“Every two days now we create as much information as we did from the dawn of civilization up until 2003” said Eric Schmidt from Google in 2010. Behind most of this information there is Big Data. And although we Internet users contribute mostly to that vast data, we get little or nothing back. But what is big data? Big data is so far a closed shop with a wealth of information that urgently needs to change.
In older days most data, such as statistics, could be easily analyzed through a simple spreadsheet (e.g. Excel) or a database. Such data had hundreds or thousands of rows of information. It often needed to be collected in a survey form by a person walking door to door. But nowadays, data is collected 24/7 as we all browse and interact through the Internet. Let’s take for example log files: When you browse a website, all your clicks are saved in a log file with your ip address, your browser and a lot more. Now, imagine a website with millions of visitors, who are all protocolled. With mobile phones we now easily leave digital footprints wherever we are; just look at Twitter, which has about 6 Terabytes of tweets every day. These millions of rows are Big Data.
But here lies a problem. Big data is a little bit like open data. Many talk about it and only a tiny fraction is offered publicly even worse, half of government data is not usable. Governments sit on huge chunks of data, but like the corporate sector, share almost no data. If such data were open it would be possible to develop greater information services or held governments accountable easier. But shall all big data be opened?
Some argue that collection of data is a privacy nightmare. For example, in the case of the smart meter, your company knows by your electric consumption when you are on holidays and when you normally go to bed at night. Initially, this was meant to achieve a more responsible energy consumption. With a smart meter, electric consumption data is sent every few minutes, whereas in the old days it was read only once a year. No doubt big data can contain a lot of sensitive information and for a good reason it is not offered online.
A lot of data from consumers and citizens is collected, but one cannot have access to it. Imagine, if consumer rights organizations had access to anonymous transactions done through credit cards, you would get insight of the consumption habits of millions of people and would get to see on what the money is really spent. Many companies have such data; either they buy it or collect it themselves. So is the case of mobile providers, who have data about the movements of their clients. But hardly any company is sharing such data although science, media and civil society could benefit from it.

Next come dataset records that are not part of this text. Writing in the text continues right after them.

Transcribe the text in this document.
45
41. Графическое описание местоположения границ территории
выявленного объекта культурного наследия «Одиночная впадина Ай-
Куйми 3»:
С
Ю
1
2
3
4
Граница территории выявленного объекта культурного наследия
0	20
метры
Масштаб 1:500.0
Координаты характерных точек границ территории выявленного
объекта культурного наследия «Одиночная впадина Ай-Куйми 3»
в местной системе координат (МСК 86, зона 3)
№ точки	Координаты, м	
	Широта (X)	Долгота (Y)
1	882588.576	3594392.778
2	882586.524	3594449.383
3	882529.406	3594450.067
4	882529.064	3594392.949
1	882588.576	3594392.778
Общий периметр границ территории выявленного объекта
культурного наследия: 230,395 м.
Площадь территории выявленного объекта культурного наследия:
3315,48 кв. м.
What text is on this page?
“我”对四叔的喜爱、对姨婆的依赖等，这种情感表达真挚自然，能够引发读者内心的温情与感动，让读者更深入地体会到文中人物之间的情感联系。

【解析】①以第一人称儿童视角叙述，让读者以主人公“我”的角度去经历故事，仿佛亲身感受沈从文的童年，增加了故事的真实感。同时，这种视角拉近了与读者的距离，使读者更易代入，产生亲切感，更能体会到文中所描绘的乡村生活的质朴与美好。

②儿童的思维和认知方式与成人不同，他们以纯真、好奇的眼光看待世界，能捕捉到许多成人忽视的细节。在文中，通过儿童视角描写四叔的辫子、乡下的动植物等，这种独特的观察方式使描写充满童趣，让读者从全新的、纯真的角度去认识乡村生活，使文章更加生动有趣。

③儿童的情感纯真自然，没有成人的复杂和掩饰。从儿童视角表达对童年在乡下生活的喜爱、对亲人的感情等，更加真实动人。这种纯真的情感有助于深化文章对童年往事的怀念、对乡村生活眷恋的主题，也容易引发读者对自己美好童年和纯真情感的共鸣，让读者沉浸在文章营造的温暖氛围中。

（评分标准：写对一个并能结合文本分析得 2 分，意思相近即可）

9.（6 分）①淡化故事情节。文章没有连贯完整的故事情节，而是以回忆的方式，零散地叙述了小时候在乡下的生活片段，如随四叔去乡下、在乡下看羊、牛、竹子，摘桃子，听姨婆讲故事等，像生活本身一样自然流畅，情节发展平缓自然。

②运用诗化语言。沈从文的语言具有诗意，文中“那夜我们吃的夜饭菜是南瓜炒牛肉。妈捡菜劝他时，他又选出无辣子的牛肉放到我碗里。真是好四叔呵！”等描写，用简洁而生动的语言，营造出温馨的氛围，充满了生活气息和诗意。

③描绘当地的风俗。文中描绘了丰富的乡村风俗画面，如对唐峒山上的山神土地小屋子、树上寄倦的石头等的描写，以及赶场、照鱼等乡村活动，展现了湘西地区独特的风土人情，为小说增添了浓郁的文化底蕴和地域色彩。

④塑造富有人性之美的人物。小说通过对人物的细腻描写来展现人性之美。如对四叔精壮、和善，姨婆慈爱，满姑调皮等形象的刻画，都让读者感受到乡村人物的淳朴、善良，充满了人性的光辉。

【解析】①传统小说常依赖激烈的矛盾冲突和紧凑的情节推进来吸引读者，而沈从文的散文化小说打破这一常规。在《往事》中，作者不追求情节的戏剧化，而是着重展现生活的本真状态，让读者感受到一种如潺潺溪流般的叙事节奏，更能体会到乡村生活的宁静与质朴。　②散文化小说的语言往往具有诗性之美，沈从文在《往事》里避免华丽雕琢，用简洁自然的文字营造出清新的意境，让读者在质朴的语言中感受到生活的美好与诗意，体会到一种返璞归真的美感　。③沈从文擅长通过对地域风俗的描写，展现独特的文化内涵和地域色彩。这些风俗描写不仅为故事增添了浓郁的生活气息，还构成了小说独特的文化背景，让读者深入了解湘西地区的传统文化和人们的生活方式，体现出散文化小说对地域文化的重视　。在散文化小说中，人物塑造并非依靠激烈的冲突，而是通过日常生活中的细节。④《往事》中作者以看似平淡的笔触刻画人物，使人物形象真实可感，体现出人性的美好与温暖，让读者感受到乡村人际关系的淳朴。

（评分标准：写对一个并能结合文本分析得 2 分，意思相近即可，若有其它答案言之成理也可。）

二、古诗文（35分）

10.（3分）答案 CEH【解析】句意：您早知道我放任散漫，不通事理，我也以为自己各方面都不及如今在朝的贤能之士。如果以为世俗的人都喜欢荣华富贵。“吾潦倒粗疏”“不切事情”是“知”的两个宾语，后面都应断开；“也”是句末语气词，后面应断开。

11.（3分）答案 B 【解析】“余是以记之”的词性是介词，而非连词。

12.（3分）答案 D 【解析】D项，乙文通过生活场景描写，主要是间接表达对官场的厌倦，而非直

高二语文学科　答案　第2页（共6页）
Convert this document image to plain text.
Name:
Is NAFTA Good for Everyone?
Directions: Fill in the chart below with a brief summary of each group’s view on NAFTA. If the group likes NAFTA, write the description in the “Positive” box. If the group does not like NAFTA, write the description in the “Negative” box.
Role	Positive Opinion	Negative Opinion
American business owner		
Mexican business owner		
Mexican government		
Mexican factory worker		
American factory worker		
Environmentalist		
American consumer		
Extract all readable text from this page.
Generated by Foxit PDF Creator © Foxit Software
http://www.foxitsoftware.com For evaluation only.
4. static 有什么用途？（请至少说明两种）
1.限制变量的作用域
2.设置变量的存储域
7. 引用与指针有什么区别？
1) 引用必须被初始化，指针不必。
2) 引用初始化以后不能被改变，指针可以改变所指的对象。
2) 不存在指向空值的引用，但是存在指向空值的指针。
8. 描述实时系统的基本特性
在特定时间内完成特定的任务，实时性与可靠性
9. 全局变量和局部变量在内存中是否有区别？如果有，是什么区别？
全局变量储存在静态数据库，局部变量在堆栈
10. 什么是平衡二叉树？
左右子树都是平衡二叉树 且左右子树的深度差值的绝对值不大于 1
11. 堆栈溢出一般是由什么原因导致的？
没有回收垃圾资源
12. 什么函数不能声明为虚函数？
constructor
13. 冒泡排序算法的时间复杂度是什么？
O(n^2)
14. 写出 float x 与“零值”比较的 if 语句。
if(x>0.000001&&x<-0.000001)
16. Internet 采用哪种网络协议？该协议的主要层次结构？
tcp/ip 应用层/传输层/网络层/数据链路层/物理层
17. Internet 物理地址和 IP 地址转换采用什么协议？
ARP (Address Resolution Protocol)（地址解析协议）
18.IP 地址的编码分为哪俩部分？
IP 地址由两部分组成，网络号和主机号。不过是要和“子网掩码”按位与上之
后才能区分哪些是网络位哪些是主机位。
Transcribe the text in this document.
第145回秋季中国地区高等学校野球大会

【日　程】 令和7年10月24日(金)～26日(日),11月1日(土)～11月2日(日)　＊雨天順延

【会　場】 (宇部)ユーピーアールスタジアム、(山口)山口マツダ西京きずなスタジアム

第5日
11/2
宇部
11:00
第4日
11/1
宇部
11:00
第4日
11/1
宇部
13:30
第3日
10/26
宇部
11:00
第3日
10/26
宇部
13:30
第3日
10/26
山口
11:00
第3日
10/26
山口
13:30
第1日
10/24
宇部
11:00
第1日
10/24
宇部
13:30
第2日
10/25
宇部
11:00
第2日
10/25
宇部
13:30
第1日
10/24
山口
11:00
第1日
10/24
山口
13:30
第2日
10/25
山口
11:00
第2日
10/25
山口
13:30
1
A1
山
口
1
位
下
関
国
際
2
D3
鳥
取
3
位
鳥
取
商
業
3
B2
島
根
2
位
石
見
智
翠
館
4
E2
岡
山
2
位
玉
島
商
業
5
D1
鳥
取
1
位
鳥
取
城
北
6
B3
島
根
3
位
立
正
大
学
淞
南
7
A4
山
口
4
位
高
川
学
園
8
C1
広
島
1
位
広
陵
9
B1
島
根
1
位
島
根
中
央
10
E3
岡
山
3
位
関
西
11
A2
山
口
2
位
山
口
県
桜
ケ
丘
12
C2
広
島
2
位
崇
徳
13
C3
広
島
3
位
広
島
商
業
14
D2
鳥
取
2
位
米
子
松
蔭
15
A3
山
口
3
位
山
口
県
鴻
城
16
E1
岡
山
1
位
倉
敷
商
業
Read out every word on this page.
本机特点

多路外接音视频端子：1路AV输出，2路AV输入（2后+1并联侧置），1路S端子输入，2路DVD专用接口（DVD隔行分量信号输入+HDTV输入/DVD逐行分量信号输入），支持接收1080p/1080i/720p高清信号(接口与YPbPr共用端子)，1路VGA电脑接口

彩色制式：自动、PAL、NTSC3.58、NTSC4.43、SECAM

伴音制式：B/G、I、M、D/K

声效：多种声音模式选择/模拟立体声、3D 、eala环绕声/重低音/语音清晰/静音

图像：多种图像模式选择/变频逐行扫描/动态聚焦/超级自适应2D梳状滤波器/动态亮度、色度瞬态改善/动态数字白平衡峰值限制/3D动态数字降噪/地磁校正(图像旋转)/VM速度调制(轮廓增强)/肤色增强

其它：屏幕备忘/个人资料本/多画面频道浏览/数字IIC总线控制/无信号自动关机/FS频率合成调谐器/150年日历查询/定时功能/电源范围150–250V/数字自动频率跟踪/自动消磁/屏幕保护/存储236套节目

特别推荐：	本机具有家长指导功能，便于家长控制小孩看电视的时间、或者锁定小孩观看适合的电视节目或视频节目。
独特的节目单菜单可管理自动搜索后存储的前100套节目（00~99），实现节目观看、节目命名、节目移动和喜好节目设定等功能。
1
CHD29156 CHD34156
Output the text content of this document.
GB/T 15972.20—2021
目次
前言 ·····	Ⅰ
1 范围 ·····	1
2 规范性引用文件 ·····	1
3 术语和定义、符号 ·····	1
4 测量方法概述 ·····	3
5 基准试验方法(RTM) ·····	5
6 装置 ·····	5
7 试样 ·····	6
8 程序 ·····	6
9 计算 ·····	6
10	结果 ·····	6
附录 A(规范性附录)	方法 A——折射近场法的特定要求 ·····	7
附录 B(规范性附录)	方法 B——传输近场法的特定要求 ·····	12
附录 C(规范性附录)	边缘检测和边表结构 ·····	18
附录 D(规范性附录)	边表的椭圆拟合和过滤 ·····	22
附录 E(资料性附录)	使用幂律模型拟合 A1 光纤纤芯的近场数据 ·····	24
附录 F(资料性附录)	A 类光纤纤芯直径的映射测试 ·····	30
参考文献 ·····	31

A study shows that tweets from Twitter can be used to analyze where an outbreak of Cholera happens first long before the media or government realizes it. Michael J. Paul and Mark Dredze used Twitter to analyze the situation of public health in the USA. They could locate the degree of various illnesses and deceases across the country. Or the Indiana University Center for Complex Networks and Systems Research has some interesting network analyzes on how worldwide protests are reflected on Twitter. It says a lot that most such data analysis is done with data from one company.
Another interesting project is UN Global Pulse, which is “Exploring innovative methods and frameworks for combining new types of real-time data with traditional development indicators to detect early impacts of global shocks”. Imagine you had access to mobile banking account data by location in Africa and could monitor sudden widespread changing spending behaviors. Are these early signs of an economical crisis or a drought? The hope is that with such data you can react and intervene much faster to crises. Global Pulse has partnered with organizations and companies to gain helpful insights from big data, but unfortunately next to nice reports, they do not offer a single data set on their website.
Robert Kirkpatrick talked about the importance of data data philanthropy back in September 2011, but as all the other players in this field, offers no data. I sent a tweet to the UN Global Pulse team and here is their reply: “This year, Pulse Labs projects will make every effort to share datasets for cross-verification and open access when possible” and “we’re talking to a mobile company about hosting a data mining competition with anonymized & aggregated call detail records.” Both points sound nice to me, but what I miss is a real attempt to share data, concepts and approaches to analyzing it with a community around the world. A good example is the Guardian data blog, which publishes each data set; readers started to play with the data and came up with more results.
The problem is that critical data for transparency is rarely available. Whereas UN global Pulse can partner with companies and institutions to get data, other initiatives have to work hard to get any data. For example, the International Land Coalition has released, with the support of the Tactical Technology Collective, a great overview of land acquisitions world wide. These one thousand rows of data about land acquisition were difficult to collect, but are such an important step for transparency in the massive field of land acclamation world wide. That’s why innovative solutions, such as the Forestwatcher project to crowdsource deforestation monitoring worldwide, are needed.
If one looks at publicly available big data sets the view is terribly disappointing. Ridiculously little is available and more than often data sets are very old. Amazon hosts 54 large public data sets. Compare that to the estimate made by Eric Schmidt at the top of this post. Or check the list on Quora, which is quite comprehensive, but tiny compared to data hidden behind corporate and government walls. The open data exceptions are projects such as Openstreetmaps, Wikipedia, Dpedia, Datahub, Opencorporates or the World Bank. Please hint me to more resources, which I have not mentioned.
The release of data can only be a first step, open collaboration around data and solutions has to further develop helpful services. There is a great promise in big data, but it has to be treated as carefully as any other data set or statistic and has also many pitfalls as Danah Boyd and Kate Crawford summarized nicely in their six provocations for big data.
"Big Data offers the humanistic disciplines a new way to claim the status of quantitative science and objective method. It makes many more social spaces quantifiable. In reality, working with Big Data is still subjective, and what it quantifies does not necessarily have a closer claim on objective truth – particularly when considering messages from social media sites.“